Julius Strauss

Should Ukrainians stop speaking Russian?

Kim Reczek

A young woman called Lyudmila walks into a cafe in Odessa, the southern Ukrainian city. Her phone is switched on and the camera set to record mode. She approaches the owner and asks for service in Ukrainian.

He declines. He says his Ukrainian language skills are poor. When she insists he makes excuses, then tells her the cafe is closed, and finally asks her to leave. But unbeknownst to the owner, Lyudmila is a member of a small Ukrainian-language vigilante group.

The group, who call themselves ‘Getting on your Nerves’, has made it their business to turn this Russophone city, founded in 1796 by Catherine the Great, into a Ukrainian-speaking one, one small intervention at a time.

Backing them up is a law, passed in 2021, that stipulates that service personnel throughout the country address and serve their patrons in Ukrainian, and only switch to Russian if that is their client’s preference.

In this case the cafe owner was reported to the authorities and soon backed down, avoiding a €200 fine.
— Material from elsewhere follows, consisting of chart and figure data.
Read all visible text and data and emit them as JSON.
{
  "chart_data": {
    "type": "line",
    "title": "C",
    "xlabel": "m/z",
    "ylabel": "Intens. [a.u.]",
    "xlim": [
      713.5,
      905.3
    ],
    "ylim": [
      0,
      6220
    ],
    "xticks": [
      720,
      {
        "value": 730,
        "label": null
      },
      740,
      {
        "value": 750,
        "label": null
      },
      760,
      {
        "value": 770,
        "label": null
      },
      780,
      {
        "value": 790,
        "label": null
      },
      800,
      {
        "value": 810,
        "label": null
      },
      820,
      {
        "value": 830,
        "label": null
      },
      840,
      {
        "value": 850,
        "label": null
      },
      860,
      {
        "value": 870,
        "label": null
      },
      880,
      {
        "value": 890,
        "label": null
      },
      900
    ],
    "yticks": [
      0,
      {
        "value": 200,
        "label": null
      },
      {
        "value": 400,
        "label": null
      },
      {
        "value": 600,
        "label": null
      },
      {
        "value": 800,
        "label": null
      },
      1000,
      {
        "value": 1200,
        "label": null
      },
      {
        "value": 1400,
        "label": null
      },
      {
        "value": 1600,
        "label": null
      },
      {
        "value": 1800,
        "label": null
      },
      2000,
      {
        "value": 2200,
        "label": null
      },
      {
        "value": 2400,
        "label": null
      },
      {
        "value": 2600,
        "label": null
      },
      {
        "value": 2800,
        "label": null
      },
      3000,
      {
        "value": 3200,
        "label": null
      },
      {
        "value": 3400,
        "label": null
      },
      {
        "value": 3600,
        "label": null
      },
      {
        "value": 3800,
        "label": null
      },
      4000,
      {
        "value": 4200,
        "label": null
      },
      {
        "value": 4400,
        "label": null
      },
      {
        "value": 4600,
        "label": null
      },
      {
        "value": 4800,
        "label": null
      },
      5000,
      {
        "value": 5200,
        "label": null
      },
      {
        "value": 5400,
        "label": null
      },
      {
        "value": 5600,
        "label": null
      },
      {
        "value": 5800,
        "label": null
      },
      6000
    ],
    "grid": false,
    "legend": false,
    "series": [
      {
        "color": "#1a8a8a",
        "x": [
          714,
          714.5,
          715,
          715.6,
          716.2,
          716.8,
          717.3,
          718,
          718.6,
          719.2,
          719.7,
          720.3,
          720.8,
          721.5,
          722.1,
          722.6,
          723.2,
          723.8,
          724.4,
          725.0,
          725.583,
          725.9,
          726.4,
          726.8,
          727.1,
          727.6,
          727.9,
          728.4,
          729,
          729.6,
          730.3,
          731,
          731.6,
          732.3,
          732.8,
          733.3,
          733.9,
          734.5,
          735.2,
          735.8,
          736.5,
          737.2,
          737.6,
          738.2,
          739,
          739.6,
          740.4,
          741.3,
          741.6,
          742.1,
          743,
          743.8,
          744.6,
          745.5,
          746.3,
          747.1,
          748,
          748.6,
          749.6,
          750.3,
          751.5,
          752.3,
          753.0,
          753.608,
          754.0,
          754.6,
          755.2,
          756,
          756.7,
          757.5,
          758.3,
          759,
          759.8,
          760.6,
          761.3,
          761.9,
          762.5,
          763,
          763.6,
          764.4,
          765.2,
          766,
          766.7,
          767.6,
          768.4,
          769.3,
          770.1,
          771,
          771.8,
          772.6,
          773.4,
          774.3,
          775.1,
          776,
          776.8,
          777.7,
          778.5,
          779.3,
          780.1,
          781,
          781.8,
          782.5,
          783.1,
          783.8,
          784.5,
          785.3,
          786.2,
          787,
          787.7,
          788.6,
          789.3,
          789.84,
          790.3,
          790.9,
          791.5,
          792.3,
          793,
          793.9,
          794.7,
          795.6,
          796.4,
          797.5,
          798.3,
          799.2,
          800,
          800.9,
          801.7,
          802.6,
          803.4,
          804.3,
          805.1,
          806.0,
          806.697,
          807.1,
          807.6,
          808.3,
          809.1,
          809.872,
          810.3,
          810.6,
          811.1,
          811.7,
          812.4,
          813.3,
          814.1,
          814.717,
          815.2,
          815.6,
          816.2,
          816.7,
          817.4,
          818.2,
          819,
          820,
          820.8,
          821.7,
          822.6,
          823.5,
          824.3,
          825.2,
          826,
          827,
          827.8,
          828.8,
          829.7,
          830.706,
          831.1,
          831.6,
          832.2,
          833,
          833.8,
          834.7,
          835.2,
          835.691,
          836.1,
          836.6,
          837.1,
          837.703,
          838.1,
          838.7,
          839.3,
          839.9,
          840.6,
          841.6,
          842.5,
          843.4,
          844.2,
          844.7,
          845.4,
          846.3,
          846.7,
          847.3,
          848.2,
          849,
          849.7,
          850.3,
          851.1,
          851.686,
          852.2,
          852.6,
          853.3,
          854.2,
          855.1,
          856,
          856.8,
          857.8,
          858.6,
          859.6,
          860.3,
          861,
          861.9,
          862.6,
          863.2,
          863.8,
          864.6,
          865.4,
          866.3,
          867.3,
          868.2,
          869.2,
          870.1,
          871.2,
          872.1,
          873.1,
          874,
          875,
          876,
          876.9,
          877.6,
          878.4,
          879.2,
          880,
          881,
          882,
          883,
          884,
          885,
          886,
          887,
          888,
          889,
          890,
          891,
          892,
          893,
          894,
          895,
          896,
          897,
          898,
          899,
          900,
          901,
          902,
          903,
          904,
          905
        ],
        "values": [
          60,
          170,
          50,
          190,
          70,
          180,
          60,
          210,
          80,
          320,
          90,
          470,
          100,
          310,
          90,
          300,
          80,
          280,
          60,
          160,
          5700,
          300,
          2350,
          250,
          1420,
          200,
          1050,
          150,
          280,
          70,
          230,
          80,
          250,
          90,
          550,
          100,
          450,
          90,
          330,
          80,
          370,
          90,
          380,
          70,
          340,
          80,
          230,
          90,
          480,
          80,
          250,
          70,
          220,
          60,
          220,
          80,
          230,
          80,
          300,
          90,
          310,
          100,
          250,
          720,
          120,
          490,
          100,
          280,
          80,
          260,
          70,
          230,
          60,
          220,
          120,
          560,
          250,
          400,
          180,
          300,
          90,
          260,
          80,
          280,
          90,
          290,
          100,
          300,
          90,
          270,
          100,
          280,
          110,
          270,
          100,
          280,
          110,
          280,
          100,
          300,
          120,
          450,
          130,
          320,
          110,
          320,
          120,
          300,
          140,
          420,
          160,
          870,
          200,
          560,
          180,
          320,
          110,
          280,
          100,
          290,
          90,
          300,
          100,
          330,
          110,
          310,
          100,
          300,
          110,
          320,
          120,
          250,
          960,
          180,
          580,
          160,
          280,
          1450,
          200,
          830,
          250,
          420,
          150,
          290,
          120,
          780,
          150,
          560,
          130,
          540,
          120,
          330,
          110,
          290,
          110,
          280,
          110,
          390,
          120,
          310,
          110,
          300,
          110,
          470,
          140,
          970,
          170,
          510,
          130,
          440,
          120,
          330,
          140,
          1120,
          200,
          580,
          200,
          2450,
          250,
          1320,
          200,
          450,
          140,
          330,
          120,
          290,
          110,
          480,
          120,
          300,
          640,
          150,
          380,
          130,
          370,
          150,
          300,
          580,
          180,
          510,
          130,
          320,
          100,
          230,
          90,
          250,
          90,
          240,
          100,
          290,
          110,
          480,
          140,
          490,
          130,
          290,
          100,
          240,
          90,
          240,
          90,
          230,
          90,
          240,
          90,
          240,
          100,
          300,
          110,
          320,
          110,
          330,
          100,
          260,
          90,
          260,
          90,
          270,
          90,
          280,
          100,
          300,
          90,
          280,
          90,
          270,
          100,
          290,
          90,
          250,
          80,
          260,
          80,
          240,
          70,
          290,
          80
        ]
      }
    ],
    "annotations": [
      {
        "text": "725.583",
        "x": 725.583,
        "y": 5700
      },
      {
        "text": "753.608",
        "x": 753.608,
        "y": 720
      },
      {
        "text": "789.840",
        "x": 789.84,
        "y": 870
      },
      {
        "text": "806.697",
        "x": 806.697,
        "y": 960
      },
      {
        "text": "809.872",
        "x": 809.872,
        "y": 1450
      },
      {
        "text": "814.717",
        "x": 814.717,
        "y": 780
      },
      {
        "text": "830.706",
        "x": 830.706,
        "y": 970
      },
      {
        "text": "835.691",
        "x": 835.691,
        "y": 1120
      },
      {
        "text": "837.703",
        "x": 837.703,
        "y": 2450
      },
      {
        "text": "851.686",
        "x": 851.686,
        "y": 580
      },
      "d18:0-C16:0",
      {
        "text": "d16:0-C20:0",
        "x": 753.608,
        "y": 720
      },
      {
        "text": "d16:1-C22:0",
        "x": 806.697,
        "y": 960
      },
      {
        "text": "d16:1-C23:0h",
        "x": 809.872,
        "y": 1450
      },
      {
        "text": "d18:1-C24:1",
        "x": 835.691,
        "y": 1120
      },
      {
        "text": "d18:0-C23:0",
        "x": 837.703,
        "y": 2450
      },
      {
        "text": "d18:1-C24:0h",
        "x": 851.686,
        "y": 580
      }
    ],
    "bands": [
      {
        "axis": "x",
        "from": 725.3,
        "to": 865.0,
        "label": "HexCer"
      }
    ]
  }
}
Film taken of the incident, meanwhile, shared on Tiktok, went viral among locals, ensuring that many more got the message.

The incident may count as a minor one in a country where entire cities are being reduced to rubble in artillery duels in the east.

But it represents just one small salvo in a parallel war for the heart and soul of Ukraine that is being fought in cafes, shops and restaurants throughout the country.

In Kyiv, clerics are at each other’s throats over control of church property and congregations. A minority still cleave to Moscow for spiritual guidance but most now ally with the homegrown Ukrainian Orthodox Church.

In Lviv, for centuries a Polish town, Ukrainian culture is being promoted and celebrated in everything from music to the veneration of controversial nationalist leaders of the past.